A = convert(StructOfArrays, complex(randn(10), randn(10)))

Beyond that, there's not much to say. Assignment and indexing works as with other AbstractArray types. Indexing a StructOfArrays{T} yields an object of type T, and you can assign objects of type T to a given index. The "magic" is in the optimizations that the alternative memory layout allows LLVM to perform.
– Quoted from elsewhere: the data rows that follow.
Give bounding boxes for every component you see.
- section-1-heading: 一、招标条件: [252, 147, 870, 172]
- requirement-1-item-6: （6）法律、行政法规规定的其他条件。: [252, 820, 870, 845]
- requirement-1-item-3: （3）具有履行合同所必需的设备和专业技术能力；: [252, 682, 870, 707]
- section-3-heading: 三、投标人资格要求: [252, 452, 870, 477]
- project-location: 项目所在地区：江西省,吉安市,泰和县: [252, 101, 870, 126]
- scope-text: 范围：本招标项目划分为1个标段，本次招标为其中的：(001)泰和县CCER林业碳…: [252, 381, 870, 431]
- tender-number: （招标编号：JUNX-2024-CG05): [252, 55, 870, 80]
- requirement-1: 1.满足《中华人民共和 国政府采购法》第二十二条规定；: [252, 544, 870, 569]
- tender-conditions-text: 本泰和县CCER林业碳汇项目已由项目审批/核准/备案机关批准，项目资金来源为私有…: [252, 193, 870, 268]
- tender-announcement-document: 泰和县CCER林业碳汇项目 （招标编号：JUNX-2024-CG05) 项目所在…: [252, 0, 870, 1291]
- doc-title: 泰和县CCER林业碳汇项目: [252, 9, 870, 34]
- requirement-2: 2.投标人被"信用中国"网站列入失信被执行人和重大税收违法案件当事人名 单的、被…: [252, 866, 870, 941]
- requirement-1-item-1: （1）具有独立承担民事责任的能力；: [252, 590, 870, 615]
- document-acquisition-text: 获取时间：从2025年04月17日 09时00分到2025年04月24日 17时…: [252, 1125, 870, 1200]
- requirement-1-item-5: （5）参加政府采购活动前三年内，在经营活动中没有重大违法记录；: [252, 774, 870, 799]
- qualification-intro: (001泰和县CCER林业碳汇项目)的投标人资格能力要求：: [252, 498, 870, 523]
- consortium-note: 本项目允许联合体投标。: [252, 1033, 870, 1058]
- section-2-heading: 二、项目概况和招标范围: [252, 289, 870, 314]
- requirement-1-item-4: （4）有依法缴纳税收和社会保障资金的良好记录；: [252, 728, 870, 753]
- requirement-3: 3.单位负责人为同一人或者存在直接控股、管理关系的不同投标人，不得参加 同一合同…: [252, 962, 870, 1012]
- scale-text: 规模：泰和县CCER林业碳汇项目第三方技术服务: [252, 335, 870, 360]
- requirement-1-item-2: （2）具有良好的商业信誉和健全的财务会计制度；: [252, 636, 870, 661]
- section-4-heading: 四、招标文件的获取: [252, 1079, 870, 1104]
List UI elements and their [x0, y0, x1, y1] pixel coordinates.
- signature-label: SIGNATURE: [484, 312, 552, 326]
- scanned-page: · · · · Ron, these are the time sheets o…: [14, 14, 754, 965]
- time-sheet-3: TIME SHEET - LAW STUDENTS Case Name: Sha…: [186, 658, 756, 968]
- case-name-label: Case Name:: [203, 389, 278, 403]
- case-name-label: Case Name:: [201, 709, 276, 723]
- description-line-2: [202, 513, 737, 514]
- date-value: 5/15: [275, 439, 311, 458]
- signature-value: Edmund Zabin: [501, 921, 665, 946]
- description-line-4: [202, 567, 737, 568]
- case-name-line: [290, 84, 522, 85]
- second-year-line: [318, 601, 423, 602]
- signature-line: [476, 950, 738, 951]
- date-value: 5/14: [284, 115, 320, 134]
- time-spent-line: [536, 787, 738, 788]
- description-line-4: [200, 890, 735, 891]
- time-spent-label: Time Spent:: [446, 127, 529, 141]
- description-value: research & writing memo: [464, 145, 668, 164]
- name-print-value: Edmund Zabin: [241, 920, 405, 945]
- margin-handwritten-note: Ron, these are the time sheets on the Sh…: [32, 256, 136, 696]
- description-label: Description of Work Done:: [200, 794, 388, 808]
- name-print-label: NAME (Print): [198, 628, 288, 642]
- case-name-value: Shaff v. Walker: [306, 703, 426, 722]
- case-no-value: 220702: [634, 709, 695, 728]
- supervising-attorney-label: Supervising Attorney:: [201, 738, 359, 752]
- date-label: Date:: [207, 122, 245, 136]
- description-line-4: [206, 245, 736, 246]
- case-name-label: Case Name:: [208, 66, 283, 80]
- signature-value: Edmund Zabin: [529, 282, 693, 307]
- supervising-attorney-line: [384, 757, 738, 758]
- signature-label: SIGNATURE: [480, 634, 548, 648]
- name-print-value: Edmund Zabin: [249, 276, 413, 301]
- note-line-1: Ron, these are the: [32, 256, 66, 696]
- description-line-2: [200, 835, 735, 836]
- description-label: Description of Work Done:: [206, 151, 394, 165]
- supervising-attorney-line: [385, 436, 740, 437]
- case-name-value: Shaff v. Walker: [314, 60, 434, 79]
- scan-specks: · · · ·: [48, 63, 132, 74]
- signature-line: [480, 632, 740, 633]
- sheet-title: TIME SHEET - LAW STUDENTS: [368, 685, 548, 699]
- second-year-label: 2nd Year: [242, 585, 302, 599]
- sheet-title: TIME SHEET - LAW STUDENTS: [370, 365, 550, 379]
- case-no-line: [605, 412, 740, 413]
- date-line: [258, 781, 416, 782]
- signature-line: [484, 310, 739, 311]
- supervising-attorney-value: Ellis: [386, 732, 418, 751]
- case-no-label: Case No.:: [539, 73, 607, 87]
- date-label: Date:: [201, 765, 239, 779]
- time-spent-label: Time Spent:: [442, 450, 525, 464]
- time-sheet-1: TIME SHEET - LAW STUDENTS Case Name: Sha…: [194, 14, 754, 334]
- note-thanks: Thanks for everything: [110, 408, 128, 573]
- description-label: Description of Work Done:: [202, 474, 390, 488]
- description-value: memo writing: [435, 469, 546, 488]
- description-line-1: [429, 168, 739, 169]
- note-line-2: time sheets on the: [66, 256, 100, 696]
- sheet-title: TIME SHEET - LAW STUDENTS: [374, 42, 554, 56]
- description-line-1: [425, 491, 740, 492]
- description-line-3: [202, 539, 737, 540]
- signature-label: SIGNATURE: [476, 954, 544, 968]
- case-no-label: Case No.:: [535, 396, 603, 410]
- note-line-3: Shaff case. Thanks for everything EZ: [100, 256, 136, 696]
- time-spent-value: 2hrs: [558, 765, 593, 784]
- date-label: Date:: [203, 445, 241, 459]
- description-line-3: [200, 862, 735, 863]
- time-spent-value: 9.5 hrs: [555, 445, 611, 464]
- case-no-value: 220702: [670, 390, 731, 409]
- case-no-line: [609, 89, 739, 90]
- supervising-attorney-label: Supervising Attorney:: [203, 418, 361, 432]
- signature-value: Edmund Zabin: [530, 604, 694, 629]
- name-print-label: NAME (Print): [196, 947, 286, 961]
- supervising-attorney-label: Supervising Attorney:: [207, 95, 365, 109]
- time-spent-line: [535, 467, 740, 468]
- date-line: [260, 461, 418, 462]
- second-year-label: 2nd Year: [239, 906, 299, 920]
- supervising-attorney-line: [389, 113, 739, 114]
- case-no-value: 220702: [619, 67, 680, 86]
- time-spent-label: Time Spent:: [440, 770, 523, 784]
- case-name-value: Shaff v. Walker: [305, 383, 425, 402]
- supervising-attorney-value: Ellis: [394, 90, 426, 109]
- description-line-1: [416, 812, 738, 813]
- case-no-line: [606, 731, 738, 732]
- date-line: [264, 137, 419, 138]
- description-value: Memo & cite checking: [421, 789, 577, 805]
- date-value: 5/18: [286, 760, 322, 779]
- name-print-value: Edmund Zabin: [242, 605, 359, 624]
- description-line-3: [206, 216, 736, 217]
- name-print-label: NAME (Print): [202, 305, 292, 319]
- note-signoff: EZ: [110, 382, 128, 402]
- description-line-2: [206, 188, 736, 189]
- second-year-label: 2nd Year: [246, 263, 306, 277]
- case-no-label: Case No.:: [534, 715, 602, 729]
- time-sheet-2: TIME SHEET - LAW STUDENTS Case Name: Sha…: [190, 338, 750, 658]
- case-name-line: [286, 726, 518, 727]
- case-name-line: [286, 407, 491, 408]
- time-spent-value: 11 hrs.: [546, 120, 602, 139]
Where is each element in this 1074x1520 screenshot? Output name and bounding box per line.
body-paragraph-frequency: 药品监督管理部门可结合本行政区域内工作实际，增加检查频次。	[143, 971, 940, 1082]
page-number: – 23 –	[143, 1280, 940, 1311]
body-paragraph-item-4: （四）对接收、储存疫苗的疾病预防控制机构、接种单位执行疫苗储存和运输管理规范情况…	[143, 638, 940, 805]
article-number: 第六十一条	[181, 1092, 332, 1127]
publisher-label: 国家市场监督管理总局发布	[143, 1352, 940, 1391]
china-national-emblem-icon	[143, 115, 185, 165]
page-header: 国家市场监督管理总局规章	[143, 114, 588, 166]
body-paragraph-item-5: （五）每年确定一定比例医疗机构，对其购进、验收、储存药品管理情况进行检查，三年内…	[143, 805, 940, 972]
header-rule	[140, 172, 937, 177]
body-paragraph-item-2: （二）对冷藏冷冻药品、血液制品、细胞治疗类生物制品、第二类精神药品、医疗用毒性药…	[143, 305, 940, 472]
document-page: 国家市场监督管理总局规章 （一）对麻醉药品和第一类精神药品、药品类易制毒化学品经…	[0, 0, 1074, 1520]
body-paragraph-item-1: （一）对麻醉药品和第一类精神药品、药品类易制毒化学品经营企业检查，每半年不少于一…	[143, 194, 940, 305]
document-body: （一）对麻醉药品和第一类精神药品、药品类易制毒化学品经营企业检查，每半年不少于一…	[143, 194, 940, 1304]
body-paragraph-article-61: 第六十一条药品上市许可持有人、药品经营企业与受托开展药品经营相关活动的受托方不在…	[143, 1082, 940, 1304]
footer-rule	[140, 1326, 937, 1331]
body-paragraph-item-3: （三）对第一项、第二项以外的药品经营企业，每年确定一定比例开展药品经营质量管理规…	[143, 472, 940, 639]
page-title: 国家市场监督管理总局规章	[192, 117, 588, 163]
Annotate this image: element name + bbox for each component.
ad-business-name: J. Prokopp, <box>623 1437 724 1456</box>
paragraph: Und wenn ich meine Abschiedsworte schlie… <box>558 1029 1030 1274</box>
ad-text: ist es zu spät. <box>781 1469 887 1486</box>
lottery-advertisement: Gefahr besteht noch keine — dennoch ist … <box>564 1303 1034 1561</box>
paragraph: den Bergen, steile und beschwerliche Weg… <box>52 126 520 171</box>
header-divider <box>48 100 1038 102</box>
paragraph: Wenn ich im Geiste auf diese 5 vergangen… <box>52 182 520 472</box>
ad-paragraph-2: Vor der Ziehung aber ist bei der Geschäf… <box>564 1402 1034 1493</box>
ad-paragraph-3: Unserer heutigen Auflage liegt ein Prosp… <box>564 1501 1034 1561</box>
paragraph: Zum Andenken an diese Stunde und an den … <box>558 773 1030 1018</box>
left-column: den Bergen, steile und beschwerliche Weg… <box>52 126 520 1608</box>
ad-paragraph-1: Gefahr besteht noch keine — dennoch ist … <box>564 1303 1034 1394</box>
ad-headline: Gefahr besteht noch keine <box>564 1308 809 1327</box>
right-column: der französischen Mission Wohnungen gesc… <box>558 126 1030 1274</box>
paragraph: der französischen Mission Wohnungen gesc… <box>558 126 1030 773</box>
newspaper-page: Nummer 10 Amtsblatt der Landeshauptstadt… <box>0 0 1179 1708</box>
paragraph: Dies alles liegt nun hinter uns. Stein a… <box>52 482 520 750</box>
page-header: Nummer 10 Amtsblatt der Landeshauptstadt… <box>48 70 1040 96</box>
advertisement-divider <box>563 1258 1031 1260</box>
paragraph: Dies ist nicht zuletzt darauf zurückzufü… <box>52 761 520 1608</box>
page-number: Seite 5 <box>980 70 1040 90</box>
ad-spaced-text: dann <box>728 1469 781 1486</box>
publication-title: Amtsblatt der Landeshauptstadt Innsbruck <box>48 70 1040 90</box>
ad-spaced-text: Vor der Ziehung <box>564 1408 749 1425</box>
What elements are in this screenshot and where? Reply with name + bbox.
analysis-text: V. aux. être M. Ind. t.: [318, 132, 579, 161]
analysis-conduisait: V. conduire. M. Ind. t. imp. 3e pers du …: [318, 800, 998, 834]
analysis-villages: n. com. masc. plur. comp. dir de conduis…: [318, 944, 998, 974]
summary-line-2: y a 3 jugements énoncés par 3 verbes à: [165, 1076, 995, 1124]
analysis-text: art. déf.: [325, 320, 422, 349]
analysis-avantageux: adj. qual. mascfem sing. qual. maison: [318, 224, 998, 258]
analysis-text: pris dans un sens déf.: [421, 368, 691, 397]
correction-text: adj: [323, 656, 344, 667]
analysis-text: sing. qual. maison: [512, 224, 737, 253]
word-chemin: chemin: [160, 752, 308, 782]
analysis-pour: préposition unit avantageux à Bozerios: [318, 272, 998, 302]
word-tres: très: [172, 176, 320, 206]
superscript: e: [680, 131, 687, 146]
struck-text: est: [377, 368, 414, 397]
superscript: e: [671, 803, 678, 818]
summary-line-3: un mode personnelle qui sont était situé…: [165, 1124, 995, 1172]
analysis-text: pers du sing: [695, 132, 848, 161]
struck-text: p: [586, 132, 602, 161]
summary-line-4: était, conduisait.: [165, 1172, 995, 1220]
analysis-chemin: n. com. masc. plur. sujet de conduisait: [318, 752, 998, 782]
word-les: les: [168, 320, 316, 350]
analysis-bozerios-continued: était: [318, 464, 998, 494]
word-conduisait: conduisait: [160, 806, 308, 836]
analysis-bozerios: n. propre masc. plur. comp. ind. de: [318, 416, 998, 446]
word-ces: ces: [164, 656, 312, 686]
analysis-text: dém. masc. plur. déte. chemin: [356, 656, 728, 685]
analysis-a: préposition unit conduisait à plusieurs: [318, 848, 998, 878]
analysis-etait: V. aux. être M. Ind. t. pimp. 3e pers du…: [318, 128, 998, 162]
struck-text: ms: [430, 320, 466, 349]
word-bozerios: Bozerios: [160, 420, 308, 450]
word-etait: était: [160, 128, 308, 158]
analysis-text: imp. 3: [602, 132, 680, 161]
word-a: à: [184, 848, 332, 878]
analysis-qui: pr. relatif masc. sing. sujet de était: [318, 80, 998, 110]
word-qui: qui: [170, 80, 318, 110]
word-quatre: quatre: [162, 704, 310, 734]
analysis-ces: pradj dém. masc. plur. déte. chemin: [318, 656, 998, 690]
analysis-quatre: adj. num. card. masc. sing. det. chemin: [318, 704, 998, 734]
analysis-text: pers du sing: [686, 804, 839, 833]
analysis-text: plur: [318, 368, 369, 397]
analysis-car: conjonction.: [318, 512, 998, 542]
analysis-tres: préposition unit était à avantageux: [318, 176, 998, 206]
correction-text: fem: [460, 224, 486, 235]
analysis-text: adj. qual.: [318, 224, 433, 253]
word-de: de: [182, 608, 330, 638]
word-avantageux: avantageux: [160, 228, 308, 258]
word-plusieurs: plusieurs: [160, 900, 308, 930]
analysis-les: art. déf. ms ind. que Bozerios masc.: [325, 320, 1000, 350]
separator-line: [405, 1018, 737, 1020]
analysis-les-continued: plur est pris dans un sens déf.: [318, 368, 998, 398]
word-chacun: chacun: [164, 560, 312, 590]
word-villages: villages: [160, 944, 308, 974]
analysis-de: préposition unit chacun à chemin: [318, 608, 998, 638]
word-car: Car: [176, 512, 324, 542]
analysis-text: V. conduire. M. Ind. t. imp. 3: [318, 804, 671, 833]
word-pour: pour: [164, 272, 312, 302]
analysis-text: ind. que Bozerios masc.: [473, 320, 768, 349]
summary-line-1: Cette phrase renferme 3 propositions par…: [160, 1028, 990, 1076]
While you can create a StructOfArrays of non-isbits immutables, this is probably slower than an ordinary array, since a new object must be heap allocated every time the StructOfArrays is indexed. In practice, StructsOfArrays works best with isbits immutables such as Complex{T}.


using StructsOfArrays
regular = complex(randn(1000000), randn(1000000))
soa = convert(StructOfArrays, regular)

function f(x, a)
    s = zero(eltype(x))
    @simd for i in 1:length(x)
        @inbounds s += x[i] * a

using Benchmarks
@benchmark f(regular, 0.5+0.5im)
@benchmark f(soa, 0.5+0.5im)

The time for f(regular, 0.5+0.5im) is:

Average elapsed time: 1.244 ms
  95% CI for average: [1.183 ms, 1.305 ms]
Minimum elapsed time: 1.177 ms

and for f(soa, 0.5+0.5im):

Average elapsed time: 832.198 μs
  95% CI for average: [726.349 μs, 938.048 μs]
Minimum elapsed time: 713.730 μs

In this case, StructsOfArrays are about 1.5x faster than ordinary arrays. Inspection of generated code demonstrates that f(soa, a) uses SIMD instructions, while f(regular, a) does not.